L’orchestre des aveugles

Lors de la 14e édition du Festival international du film de Marrakech, le réalisateur marocain Mohamed Mouftakir a séduit le public par son dernier film «L’orchestre des aveugles».

S’il n’a pas figuré dans le palmarès de la 14e édition du Festival international du film de Marrakech, le film de Mohamed Mouftakir a de beaux jours devant lui. L’ovation faite par le public du festival et l’accueil chaleureux des médias en témoignent.
L’orchestre des aveugles, tiré de l’histoire personnelle du réalisateur, ne se démarque pas par une histoire extraordinaire et l’on est bien loin de la «prétention» de Pégase, le bel antécédent de Mouftakir. Toujours est-il que le film dans son ensemble mérite bien sa place dans la sélection d’un festival international.

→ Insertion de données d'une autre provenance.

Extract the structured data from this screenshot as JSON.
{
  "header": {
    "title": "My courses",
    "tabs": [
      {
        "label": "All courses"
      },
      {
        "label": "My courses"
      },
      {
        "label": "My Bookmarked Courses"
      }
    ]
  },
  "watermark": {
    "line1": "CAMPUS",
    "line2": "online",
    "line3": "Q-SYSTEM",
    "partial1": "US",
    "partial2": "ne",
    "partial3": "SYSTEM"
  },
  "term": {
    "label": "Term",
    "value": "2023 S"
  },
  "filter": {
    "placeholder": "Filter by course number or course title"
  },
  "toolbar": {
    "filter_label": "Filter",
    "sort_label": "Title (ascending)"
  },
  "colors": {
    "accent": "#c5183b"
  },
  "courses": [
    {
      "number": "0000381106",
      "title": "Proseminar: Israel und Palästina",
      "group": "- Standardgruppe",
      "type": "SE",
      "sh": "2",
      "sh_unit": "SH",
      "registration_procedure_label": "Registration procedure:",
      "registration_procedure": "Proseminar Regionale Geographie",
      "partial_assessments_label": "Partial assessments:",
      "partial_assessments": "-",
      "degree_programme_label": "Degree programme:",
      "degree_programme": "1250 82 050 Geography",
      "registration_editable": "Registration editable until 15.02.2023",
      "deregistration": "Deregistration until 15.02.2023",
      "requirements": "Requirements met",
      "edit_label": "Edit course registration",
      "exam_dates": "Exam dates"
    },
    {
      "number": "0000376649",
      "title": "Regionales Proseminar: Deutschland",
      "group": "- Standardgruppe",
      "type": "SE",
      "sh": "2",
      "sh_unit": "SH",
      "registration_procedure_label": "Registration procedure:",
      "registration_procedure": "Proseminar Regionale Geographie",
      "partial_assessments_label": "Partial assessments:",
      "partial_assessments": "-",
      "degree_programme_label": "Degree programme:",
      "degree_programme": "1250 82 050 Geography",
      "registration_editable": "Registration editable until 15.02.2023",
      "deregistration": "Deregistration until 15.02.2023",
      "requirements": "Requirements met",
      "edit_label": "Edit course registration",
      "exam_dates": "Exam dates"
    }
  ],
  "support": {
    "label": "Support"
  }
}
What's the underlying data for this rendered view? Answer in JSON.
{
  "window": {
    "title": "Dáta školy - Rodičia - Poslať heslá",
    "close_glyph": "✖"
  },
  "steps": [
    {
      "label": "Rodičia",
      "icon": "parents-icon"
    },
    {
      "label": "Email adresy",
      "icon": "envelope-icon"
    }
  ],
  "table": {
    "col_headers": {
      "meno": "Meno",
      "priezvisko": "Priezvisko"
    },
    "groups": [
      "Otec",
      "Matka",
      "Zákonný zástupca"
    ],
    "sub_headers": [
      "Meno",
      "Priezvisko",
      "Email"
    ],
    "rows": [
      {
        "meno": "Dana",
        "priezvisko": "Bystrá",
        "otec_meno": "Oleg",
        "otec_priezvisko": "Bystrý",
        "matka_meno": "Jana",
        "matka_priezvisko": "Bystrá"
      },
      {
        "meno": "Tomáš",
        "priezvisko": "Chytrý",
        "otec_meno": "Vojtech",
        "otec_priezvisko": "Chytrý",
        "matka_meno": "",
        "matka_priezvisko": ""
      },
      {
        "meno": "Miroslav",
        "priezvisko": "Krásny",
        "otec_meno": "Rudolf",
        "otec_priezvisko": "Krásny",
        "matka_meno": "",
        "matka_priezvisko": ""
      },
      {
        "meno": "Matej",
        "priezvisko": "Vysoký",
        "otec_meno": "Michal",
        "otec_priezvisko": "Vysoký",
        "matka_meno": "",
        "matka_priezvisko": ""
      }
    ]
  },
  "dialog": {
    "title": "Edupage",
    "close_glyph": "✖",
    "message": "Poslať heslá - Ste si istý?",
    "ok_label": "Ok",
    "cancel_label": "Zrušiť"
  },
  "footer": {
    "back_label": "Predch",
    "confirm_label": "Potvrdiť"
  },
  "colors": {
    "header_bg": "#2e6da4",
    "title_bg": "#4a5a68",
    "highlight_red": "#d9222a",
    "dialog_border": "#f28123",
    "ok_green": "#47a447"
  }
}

Un témoignage parmi d’autres

Le film est une autre histoire des années de plomb, où la nostalgie de Mère France et l’amour aveugle pour HassanII brouillent la clairvoyance quant à la réalité du pays et de la nature de la situation pendant cette période. Nous suivons le narrateur, un enfant qui observe le monde et découvre la vie à travers les activités de son père et de ses musiciens qui n’hésitent pas à se faire passer pour des aveugles pour animer des fêtes de femmes, ou encore celles de son oncle qui incarne la résistance à l’ordre établi et au conformisme politique, social et même artistique. L’orchestre des aveugles c’est aussi une histoire d’amour, parce qu’il en faut bien une. On vit alors les premiers émois d’un enfant émerveillé par la jolie petite bonne de la maison d’à côté. Il lui déclame la poésie de son oncle, les mots doux de son père, déclarés dans le noir à une maîtresse. Tout autour de notre petit apprenti  de la vie, la famille et l’entourage offrent un environnement riche en histoires et en secrets. Amour et trahison, traditions et progressisme, nationalisme et révolte, autant de luttes ponctuent le train-train quotidien de la famille Bidra.
Nous retenons également l’ode à la musique Chaabi qui à l’époque n’est pas considérée avec respect. Indigne des ondes de la radio nationale, elle continue à évoluer dans les fêtes et les mariages, avec une image des chikhates frôlant la légèreté et un dédain évident pour le métier de musicien.  

Côté casting

Au premier coup d’œil, pas de surprise côté casting. Mohamed Mouftakir choisit de travailler avec des noms confirmés et l’on est en droit de le soupçonner d’opter pour la facilité. Pourtant, le jeu d’acteurs traduit une excellente maîtrise du réalisateur. Une grande retenue s’exprime dans l’interprétation des uns et des autres. L’on verra une Mouna Fettou à la présence volontairement effacée, un Fahd Benchemsi moins nerveux, plus réfléchi pour les besoins d’un personnage révolté mais intellectuel.
Younes Mégri lui-même paraît sous un nouveau jour, bien plus flatteur que d’habitude. Chaque membre de l’orchestre jongle du burlesque et du tragique, sans sombrer dans la caricature ou le drame. Mais que serait le film si l’on n’avait pas déniché le petit Bidra ? Une pousse d’acteur aussi beau que talentueux, dont les rêvasseries donnent du volume aux choses simples de la vie.